Segara/Pasih berarti pesisir pantai, laut maupun pasih. Nyepi Segara = tidak adanya aktivitas
dan hening, sipeng di pesisir pantai dan laut .

Tradisi ini ada di Nusa Penida, dilakukan dalam rangka upacara Ngusaba Agung Penyejeg Jagat,
dilaksanakan setahun sekali, setiap Punamaning Kapat sekitar bulan Oktober. Sehari setelah
upacara pengusaban dilaksanakan upacara mepekelem. Keesokan harinya dilakukan Nyepi
Segara selama 1 hari penuh, pukul 06.00 pagi sampai pukul 06.00 pagi keesokan harinya.

Tidak boleh ada kegiatan di laut, seperti: Bertani rumput, memancing, penyeberangan, memanen
rumput laut. Semuanya dihentikan dalam sehari.

*— Nyepi Saka Warsa (perayaan tahun baru Śaka)*

Nyepi ini adalah yang paling umum diketahui di Bali dan Indonesia, perayaan TAWUR
AGUNG atau penyucian jagat pada bulan gelap (tilem) ke-9 seusai kalender Bali, ini
sebabnya disebut TAWUR KASANGA. Bertepatan setelah Nyepi, dirayakan pergantian
tahun Śaka yang terkait dengan tradisi tahun yang dipakai oleh Kerajaan-Kerajaan
Hindu-Buddha di Nusantara dari awal berdirinya kerajaan-kerajaan dengan system
pemerintahan yang berbasis teori kenegaraan Hindu.
*Upakara apa yang mengamanatkan penyepian?*

Dalam Hindu Bali, sebenarnya, masih ada beberapa ritual lainnya mensyaratkan
‘penyepian’ sepanjang ritual tersebut memakai sesaji atau banten sebagai berikut:

– Banten Biakaon

– Banten Pangresikan

– Banten Prayascita

– Banten Durmanggala

– Berbagai Banten Caru atau Tawur

Sebagai contoh, di masa lalu, sepasang pengantin yang menjalani upakara ‘biakaon’
diwajibkan untuk melakukan salah satu ‘brata penyepian’ yaitu tidak diperbolehkan
bepergian ke lain desa, harus berdiam di rumah selama 3 hari setelah menjalani upakara
‘biakaon’ tersebut.

Saya sendiri di masa kecil pernah ‘mabrata nyepi diri’ tidak boleh ke dapur selama 3 hari
dan semua makanan diambilkan oleh ibu saya setelah menjalani ‘upakara Tubah’
(Matubah). ‘Tubah’ adalah semacam ‘prayascita alit’ (penyucian buana alit) ditujukan
bagi orang Bali yang hari kelahirannya tergolong ‘berat’.

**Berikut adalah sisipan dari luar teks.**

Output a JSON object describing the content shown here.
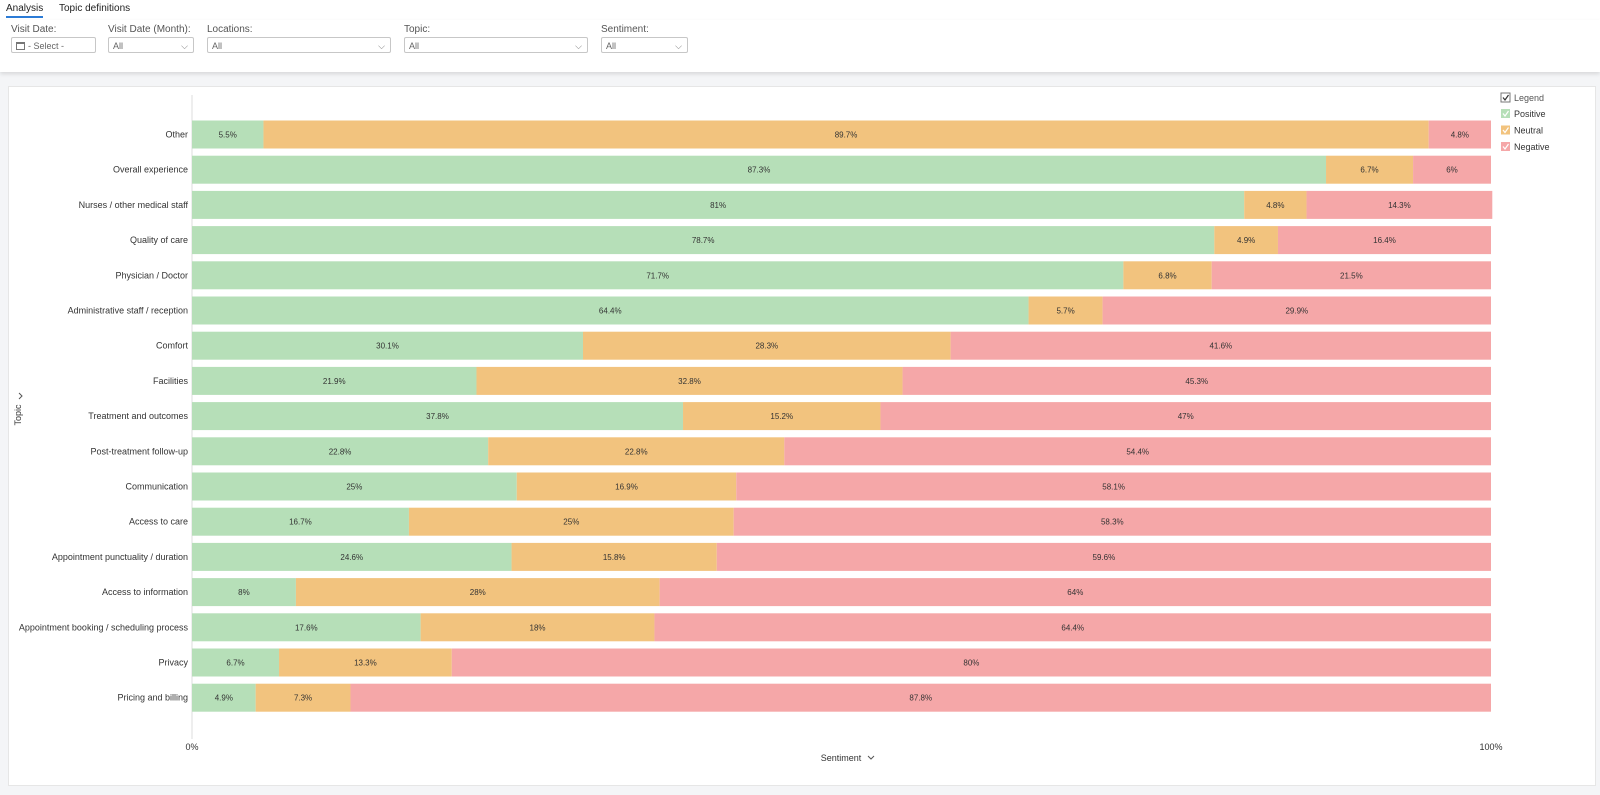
{
  "tabs": [
    {
      "label": "Analysis",
      "active": true
    },
    {
      "label": "Topic definitions",
      "active": false
    }
  ],
  "filters": [
    {
      "label": "Visit Date:",
      "value": "- Select -",
      "icon": "calendar-icon"
    },
    {
      "label": "Visit Date (Month):",
      "value": "All"
    },
    {
      "label": "Locations:",
      "value": "All"
    },
    {
      "label": "Topic:",
      "value": "All"
    },
    {
      "label": "Sentiment:",
      "value": "All"
    }
  ],
  "colors": {
    "positive": "#b6dfb8",
    "neutral": "#f2c37e",
    "negative": "#f5a7a8"
  },
  "chart_data": {
    "type": "bar",
    "orientation": "horizontal",
    "stacked": "percent",
    "ylabel": "Topic",
    "xlabel": "Sentiment",
    "xlim": [
      0,
      100
    ],
    "x_ticks": [
      "0%",
      "100%"
    ],
    "legend": {
      "title": "Legend",
      "position": "top-right"
    },
    "categories": [
      "Other",
      "Overall experience",
      "Nurses / other medical staff",
      "Quality of care",
      "Physician / Doctor",
      "Administrative staff / reception",
      "Comfort",
      "Facilities",
      "Treatment and outcomes",
      "Post-treatment follow-up",
      "Communication",
      "Access to care",
      "Appointment punctuality / duration",
      "Access to information",
      "Appointment booking / scheduling process",
      "Privacy",
      "Pricing and billing"
    ],
    "series": [
      {
        "name": "Positive",
        "values": [
          5.5,
          87.3,
          81,
          78.7,
          71.7,
          64.4,
          30.1,
          21.9,
          37.8,
          22.8,
          25,
          16.7,
          24.6,
          8,
          17.6,
          6.7,
          4.9
        ]
      },
      {
        "name": "Neutral",
        "values": [
          89.7,
          6.7,
          4.8,
          4.9,
          6.8,
          5.7,
          28.3,
          32.8,
          15.2,
          22.8,
          16.9,
          25,
          15.8,
          28,
          18,
          13.3,
          7.3
        ]
      },
      {
        "name": "Negative",
        "values": [
          4.8,
          6,
          14.3,
          16.4,
          21.5,
          29.9,
          41.6,
          45.3,
          47,
          54.4,
          58.1,
          58.3,
          59.6,
          64,
          64.4,
          80,
          87.8
        ]
      }
    ]
  }
}
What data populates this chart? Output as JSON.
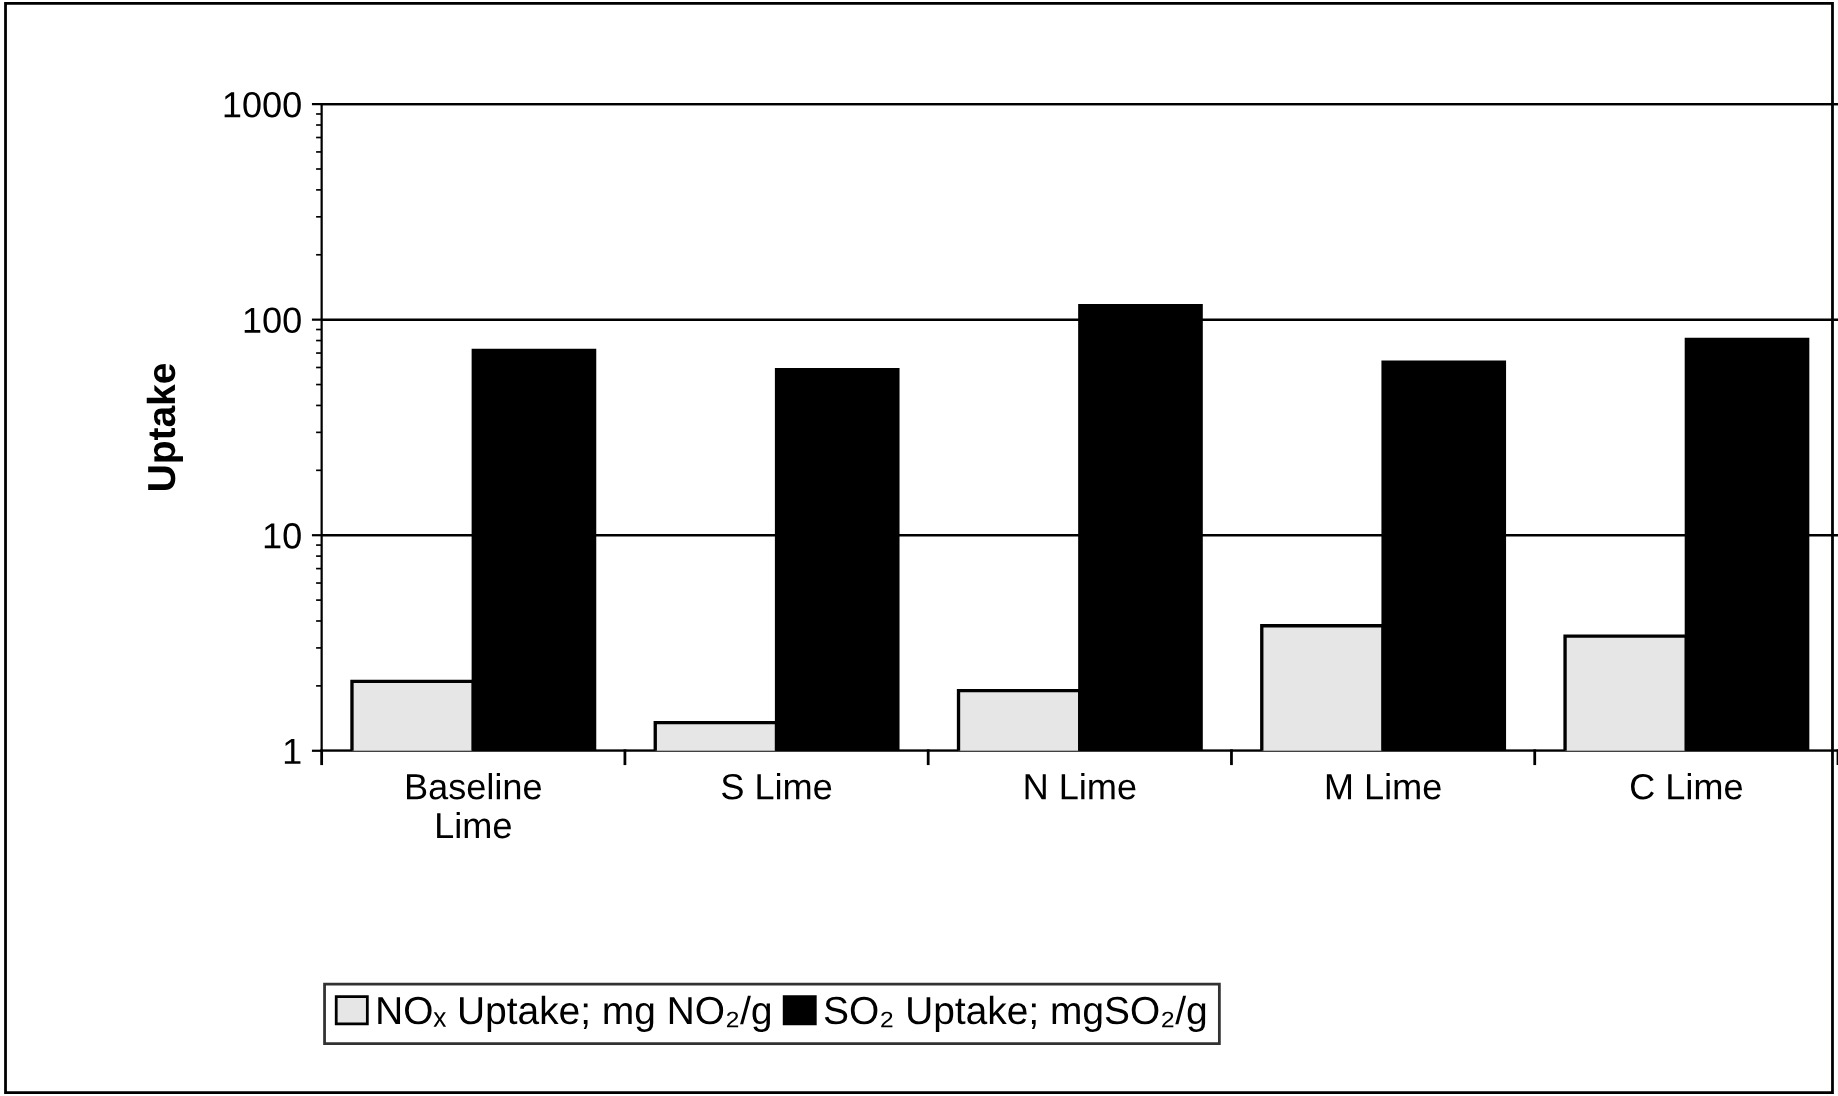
{
  "chart_data": {
    "type": "bar",
    "ylabel": "Uptake",
    "categories": [
      "Baseline\nLime",
      "S Lime",
      "N Lime",
      "M Lime",
      "C Lime"
    ],
    "series": [
      {
        "name": "NOₓ Uptake; mg NO₂/g",
        "color": "#e6e6e6",
        "values": [
          2.1,
          1.35,
          1.9,
          3.8,
          3.4
        ]
      },
      {
        "name": "SO₂ Uptake; mgSO₂/g",
        "color": "#000000",
        "values": [
          72,
          58.6,
          116,
          63.5,
          81
        ]
      }
    ],
    "log": "y",
    "ylim": [
      1,
      1000
    ],
    "yticks": [
      1,
      10,
      100,
      1000
    ],
    "grid": "y",
    "legend": "bottom"
  }
}
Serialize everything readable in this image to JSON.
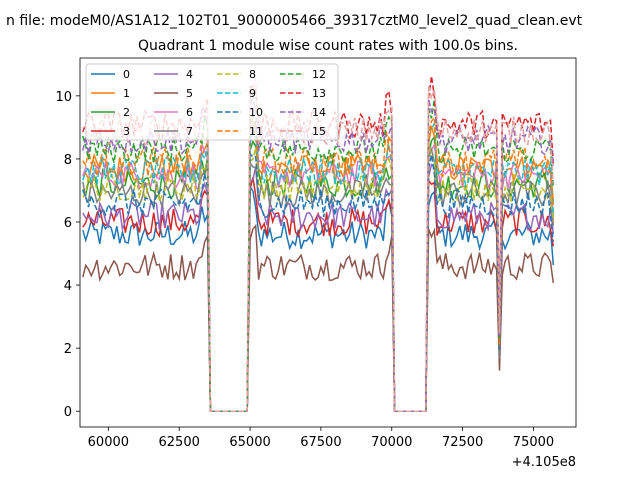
{
  "suptitle": "n file: modeM0/AS1A12_102T01_9000005466_39317cztM0_level2_quad_clean.evt",
  "chart_data": {
    "type": "line",
    "title": "Quadrant 1 module wise count rates with 100.0s bins.",
    "xlabel": "",
    "ylabel": "",
    "x_offset_label": "+4.105e8",
    "xlim": [
      59000,
      76500
    ],
    "ylim": [
      -0.5,
      11.2
    ],
    "xticks": [
      60000,
      62500,
      65000,
      67500,
      70000,
      72500,
      75000
    ],
    "xtick_labels": [
      "60000",
      "62500",
      "65000",
      "67500",
      "70000",
      "72500",
      "75000"
    ],
    "yticks": [
      0,
      2,
      4,
      6,
      8,
      10
    ],
    "ytick_labels": [
      "0",
      "2",
      "4",
      "6",
      "8",
      "10"
    ],
    "gaps": [
      [
        63500,
        65000
      ],
      [
        70000,
        71300
      ]
    ],
    "bin_seconds": 100,
    "legend_position": "upper-left",
    "series": [
      {
        "name": "0",
        "color": "#1f77b4",
        "dash": "solid",
        "level": 5.6
      },
      {
        "name": "1",
        "color": "#ff7f0e",
        "dash": "solid",
        "level": 7.7
      },
      {
        "name": "2",
        "color": "#2ca02c",
        "dash": "solid",
        "level": 7.2
      },
      {
        "name": "3",
        "color": "#d62728",
        "dash": "solid",
        "level": 6.0
      },
      {
        "name": "4",
        "color": "#9467bd",
        "dash": "solid",
        "level": 6.2
      },
      {
        "name": "5",
        "color": "#8c564b",
        "dash": "solid",
        "level": 4.6
      },
      {
        "name": "6",
        "color": "#e377c2",
        "dash": "solid",
        "level": 7.5
      },
      {
        "name": "7",
        "color": "#7f7f7f",
        "dash": "solid",
        "level": 6.9
      },
      {
        "name": "8",
        "color": "#bcbd22",
        "dash": "dashed",
        "level": 7.1
      },
      {
        "name": "9",
        "color": "#17becf",
        "dash": "dashed",
        "level": 7.6
      },
      {
        "name": "10",
        "color": "#1f77b4",
        "dash": "dashed",
        "level": 6.6
      },
      {
        "name": "11",
        "color": "#ff7f0e",
        "dash": "dashed",
        "level": 7.9
      },
      {
        "name": "12",
        "color": "#2ca02c",
        "dash": "dashed",
        "level": 8.3
      },
      {
        "name": "13",
        "color": "#d62728",
        "dash": "dashed",
        "level": 9.1
      },
      {
        "name": "14",
        "color": "#9467bd",
        "dash": "dashed",
        "level": 8.6
      },
      {
        "name": "15",
        "color": "#e5a0a0",
        "dash": "dashed",
        "level": 8.9
      }
    ]
  }
}
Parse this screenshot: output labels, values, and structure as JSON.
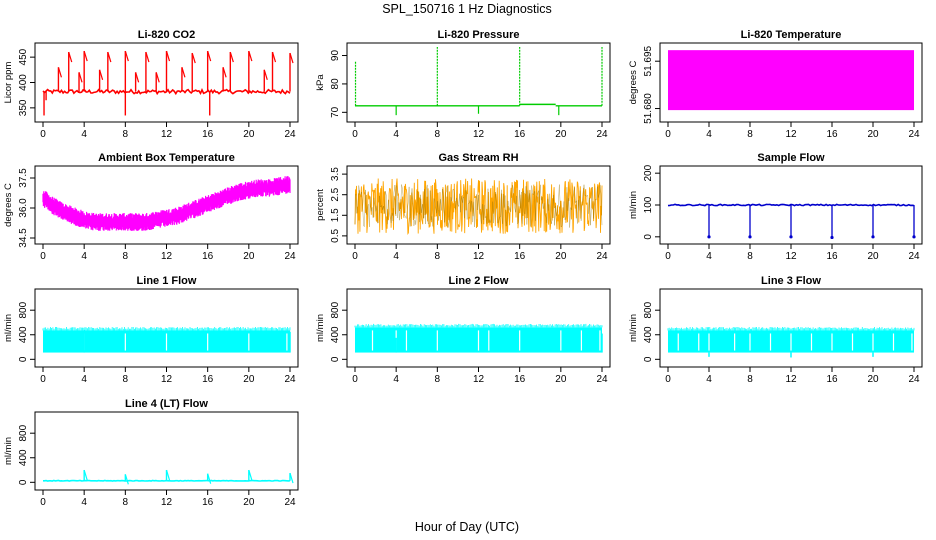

Berdiam diri di rumah (amati lelungan) diiringi doa serta ikhtiar penyucian diri itu
disebut masekeb (mengurung diri secara lahir batin), bisa juga disebut sebagai ngeka-
brata (Eka Brata).

Begitulah ‘panyepian’, ia adalah ‘ruang terbuka’ yang memberikan ‘instrumen magi’ bisa
bekerja dengan ‘efektif’. Secara filosofis ini adalah ruang atau jeda untuk merenung.
Ruang dimana kita khusuk-masuk ke dalam kontemplasi diri.
Brata penyepian tahun baru Śaka, disamping menjadi jeda untuk bekerjanya magi dari
upakara Tawur dan Caru, diharapkan juga menjadi ruang kontemplasi bersama
merenungkan diri sendiri, lingkungan dan Ibu Pertiwi. (SL)

— *Catatan Harian Sugi Lanus, 27 Maret 2017*.